The Startup India initiative was launched by Narendra Modi-led central government in 2016 with an initial corpus of Rs 10,000 crore to be deployed over the 14th and 15th Finance Commission cycles. Government of India (GoI) has created Startup India fund, also known as Fund of Funds for Startups (FFS) and is funding startups through AIF backed by FFS.
FFS was set up at SIDBI, which contributes to various Alternative Investment Funds (AIF). It is registered with the Securities and Exchange Board of India (SEBI), which in turn extends funding support to startups. GoI, at the time of launching FFS, had envisioned to create employment for about 18 lakh people.
SIDBI (that oversee FFS) has given a free hand in selection of startups, which is leading to a positive impact on the startup ecosystem. VCs backed by FFS have co-invested in startups where even Chinese VCs are investors (a positive sign, as capital should be encouraged to flow in from a capital-surplus country).
Progress so far
The Startup India initiative has disbursed over Rs 1,300 crore to Indian startups in the first half of 2019. FFS has disbursed Rs 515 crore during the three months of the calendar year 2019 to various VC funds for further downstream investment into startups. In the April-June quarter, the FFS disbursed Rs 856 crore. Cumulatively, the Startup India initiative has disbursed more than 30 percent (Rs 3,123.7 crore) of the Rs 10,000 crore corpus so far.
SIDBI did not disclose the number of VC funds that secured funds from FFS as on June 30, 2019. But as of March 31, 2019, the total sanctioned amount has been allocated to 40 VC funds (Alternate Investment Funds), which in turn have invested part of this amount across 218 startups as on March 31, 2019.
According to SIDBI data, some of the VCs that have secured funds from FFS include Kae Capital, Orios Venture, Idea Spring, Pi Ventures, IvyCap, TVS Shriram, and others. Sabre Partners, Zephyr Peacock, Avaana Capital, Endiya Partners, and TVS Shriram are few of the VCs that have been sanctioned at least Rs 100 crore from FFS.
An investor who preferred to remain anonymous has said, “The government has also given a free hand to VCs as far as the selection of startups for funding is concerned.

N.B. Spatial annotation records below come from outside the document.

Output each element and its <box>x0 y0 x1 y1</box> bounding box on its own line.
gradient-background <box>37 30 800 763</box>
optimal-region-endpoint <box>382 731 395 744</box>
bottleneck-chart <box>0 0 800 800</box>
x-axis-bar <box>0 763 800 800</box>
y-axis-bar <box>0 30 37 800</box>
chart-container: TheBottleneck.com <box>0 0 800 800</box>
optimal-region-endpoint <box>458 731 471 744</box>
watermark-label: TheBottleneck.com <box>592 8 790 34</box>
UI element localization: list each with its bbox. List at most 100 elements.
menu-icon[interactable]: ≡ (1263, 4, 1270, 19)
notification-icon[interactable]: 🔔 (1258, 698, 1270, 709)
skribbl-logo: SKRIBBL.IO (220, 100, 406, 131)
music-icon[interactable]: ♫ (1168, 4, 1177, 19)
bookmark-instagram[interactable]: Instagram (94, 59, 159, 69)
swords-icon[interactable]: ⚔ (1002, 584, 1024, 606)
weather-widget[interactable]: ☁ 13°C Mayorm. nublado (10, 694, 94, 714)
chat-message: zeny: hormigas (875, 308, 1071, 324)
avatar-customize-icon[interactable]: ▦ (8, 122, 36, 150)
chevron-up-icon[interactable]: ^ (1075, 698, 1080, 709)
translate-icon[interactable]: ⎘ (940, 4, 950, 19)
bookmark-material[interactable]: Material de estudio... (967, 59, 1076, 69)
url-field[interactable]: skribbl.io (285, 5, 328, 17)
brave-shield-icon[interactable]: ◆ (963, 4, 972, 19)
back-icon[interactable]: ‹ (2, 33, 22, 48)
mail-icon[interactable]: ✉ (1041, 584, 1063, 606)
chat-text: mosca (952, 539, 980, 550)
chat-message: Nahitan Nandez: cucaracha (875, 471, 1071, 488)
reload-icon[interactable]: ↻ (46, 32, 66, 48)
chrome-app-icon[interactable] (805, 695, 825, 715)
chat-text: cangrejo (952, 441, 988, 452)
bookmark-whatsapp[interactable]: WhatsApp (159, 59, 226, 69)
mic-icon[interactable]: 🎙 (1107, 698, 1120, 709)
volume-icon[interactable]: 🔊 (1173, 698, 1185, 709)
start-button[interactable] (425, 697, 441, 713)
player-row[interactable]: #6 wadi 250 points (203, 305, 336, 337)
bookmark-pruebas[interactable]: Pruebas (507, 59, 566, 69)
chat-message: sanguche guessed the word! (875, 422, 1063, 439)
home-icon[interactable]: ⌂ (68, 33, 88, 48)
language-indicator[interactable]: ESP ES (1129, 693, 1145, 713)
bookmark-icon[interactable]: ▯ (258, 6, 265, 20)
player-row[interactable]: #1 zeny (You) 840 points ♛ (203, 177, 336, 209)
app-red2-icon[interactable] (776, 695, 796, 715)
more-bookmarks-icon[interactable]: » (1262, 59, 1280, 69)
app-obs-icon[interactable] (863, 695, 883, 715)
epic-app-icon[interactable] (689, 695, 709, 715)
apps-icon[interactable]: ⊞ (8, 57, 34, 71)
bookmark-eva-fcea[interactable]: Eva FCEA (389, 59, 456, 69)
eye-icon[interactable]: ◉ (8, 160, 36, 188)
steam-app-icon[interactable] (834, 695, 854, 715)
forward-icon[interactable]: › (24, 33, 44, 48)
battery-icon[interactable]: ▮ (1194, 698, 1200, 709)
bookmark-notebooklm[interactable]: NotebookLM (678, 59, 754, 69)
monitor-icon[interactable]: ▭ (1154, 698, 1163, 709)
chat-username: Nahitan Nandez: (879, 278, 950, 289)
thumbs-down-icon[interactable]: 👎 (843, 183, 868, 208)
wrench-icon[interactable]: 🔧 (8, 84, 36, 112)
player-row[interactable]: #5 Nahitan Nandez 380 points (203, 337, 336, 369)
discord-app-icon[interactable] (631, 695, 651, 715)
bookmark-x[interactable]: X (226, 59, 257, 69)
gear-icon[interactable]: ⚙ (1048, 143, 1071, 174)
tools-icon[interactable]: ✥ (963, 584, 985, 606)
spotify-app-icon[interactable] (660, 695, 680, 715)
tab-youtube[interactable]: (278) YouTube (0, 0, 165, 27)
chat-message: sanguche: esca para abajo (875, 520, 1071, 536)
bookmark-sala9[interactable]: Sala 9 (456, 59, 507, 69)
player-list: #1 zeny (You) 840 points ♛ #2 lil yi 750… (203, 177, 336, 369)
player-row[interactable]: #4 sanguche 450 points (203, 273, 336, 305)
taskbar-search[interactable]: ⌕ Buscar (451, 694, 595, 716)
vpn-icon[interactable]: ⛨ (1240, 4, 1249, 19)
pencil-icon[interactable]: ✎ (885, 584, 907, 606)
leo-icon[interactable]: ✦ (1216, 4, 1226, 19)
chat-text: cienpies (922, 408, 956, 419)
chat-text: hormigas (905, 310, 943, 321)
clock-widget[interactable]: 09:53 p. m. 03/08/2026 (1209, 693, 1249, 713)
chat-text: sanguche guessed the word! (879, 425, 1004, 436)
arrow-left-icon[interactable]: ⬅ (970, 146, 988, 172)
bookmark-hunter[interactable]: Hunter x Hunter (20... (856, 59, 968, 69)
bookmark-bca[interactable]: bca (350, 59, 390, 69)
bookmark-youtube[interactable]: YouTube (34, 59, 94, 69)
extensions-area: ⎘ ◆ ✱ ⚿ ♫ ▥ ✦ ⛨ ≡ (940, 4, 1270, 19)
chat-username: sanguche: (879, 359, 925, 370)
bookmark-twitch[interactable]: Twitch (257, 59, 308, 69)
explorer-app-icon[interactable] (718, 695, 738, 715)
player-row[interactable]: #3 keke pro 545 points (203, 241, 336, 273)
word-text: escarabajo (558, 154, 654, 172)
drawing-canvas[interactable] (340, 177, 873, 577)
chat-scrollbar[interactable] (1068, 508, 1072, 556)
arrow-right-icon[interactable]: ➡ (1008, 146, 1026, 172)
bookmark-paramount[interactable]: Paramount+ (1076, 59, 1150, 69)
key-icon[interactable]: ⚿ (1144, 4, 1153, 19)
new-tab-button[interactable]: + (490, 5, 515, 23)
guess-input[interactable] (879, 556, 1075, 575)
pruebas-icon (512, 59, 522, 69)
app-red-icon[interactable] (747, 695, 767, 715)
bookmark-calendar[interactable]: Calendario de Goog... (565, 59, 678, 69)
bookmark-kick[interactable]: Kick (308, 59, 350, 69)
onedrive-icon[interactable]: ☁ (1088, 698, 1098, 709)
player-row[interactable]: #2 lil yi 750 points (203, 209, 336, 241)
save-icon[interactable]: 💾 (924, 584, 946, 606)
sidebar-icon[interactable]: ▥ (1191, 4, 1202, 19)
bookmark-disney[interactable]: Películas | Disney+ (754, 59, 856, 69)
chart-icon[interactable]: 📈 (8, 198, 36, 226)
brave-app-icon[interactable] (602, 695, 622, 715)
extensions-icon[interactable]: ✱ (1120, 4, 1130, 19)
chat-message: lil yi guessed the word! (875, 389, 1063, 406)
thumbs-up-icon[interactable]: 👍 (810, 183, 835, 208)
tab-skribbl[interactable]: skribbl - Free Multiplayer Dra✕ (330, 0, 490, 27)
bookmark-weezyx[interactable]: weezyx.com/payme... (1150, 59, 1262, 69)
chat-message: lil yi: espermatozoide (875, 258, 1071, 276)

It doesn’t interfere in the process, and of late, even government representatives from SIDBI don’t sit in the investment committee of VCs”.
Currently, FFS invests in VCs, who in turn do their downstream investment in startups. When those VCs exit, they share the gains with the government. Apart from that, when a successful startup gets sold to a MNC, the country not only gets foreign investment; it also allows the government to get a whopping tax revenue.
Before the elections, the ruling BJP promised creating a ‘Seed Startup Fund’ worth Rs 20,000 crore. Even after the elections, there were reports that the Department for Promotion of Industry and Internal Trade (DPIIT) is planning to set up an ‘India Startup Fund’ with an initial amount of Rs 1,000 crore. It said the new fund would be offered to startups involved in priority areas such as high-tech and cutting-edge technology.
Working capital is often seen as a limitation to scale-up startups, and there are no institutions that provide the same to startups. Also, since startups are generally asset-light companies, they face difficultly to get working capital from financial institutions who ask for collateral.
The Indian startup community has also been bullish ever since the President Ram Nath Govind’s address at the joint sitting of Parliament, when he said the government will take steps to further improve the startup ecosystem in the country with an aim of having 50,000 such enterprises by 2024.
The policies, plans, and taxation system should meet the expectations of budding entrepreneurs. Last year, Nirmala Sitharaman has indicated that she was planning to promote women entrepreneurs and increase their participation in defence production and procurement. While government procurement is one of the ways to encourage startup businesses, other methods include a forward-looking taxation system when it comes to angel funding and others.
The startup schemes started by the Indian government should be consistently followed without any disruption. Be it taxation related to angel funding, GST for startups, ecommerce policy, or data localisation, there needs to be clearer picture for both founders and investors to forecast their future cash flow. Maintaining consistency in government policies is key to supporting startups and economic growth. Only when a government is consistent does it earn the trust of investors (foreign and domestic), entrepreneurs, and traders.